Between the end of July and the first half of August, US equity markets experienced a roughly 5 percent correction–a healthy bout of profit-taking after an extended rally.
The hyperactive financial media has proposed a number of explanations for this modest selloff, including concerns that the Federal Reserve will hike interest rates, geopolitical tensions in Ukraine and Iraq, and softness in some economic indicators.
We regard this pause as a welcome breather and expect stocks to trade higher through year-end.
Earnings and Economy
With 477 of the 500 companies in the S&P 500 having reported quarterly results, 65 percent delivered a positive surprise on the top line, compared to 54 percent in the first three months of the year. Meanwhile, 75 percent of the firms that have announced numbers beat the Bloomberg consensus estimate for profits. All 10 of the S&P 500 economic sectors posted year-over-year earnings growth.

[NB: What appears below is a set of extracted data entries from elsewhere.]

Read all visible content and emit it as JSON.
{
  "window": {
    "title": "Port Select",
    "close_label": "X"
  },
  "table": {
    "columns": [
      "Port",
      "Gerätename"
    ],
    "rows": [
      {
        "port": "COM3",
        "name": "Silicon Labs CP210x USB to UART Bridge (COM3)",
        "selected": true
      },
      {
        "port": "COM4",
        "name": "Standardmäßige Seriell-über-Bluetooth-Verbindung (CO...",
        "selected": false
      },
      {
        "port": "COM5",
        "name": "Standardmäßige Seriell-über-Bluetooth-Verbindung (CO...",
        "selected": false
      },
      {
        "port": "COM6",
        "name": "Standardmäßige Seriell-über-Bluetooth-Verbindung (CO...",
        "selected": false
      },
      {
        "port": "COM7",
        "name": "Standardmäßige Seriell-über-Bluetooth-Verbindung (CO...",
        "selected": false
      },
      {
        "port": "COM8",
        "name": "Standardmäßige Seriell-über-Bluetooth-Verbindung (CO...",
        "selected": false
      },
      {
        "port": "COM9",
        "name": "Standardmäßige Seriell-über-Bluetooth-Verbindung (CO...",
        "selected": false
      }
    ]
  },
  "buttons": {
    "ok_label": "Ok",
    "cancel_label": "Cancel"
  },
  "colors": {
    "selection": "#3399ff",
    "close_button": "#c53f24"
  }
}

Simply put, second-quarter earnings season delivered some of the strongest results in the past five years.
As for the US economy, trends point to steady, if unspectacular, growth.
The Institute for Supply Management’s Purchasing Managers Index (PMI) for the manufacturing sector surged to 57.1 in July—the strongest reading since 2011 and a solid recovery from a first quarter ruined by adverse weather. (PMI numbers greater than 50 indicate an expansion in economic activity, while data points below 50 imply a contraction.)
Digging into some of the PMI’s sub-indexes suggests that this momentum should continue. The index’s new orders component, for example, surged to 63.4 in July, suggesting that this influx of orders for manufactured goods will lead to higher output and activity.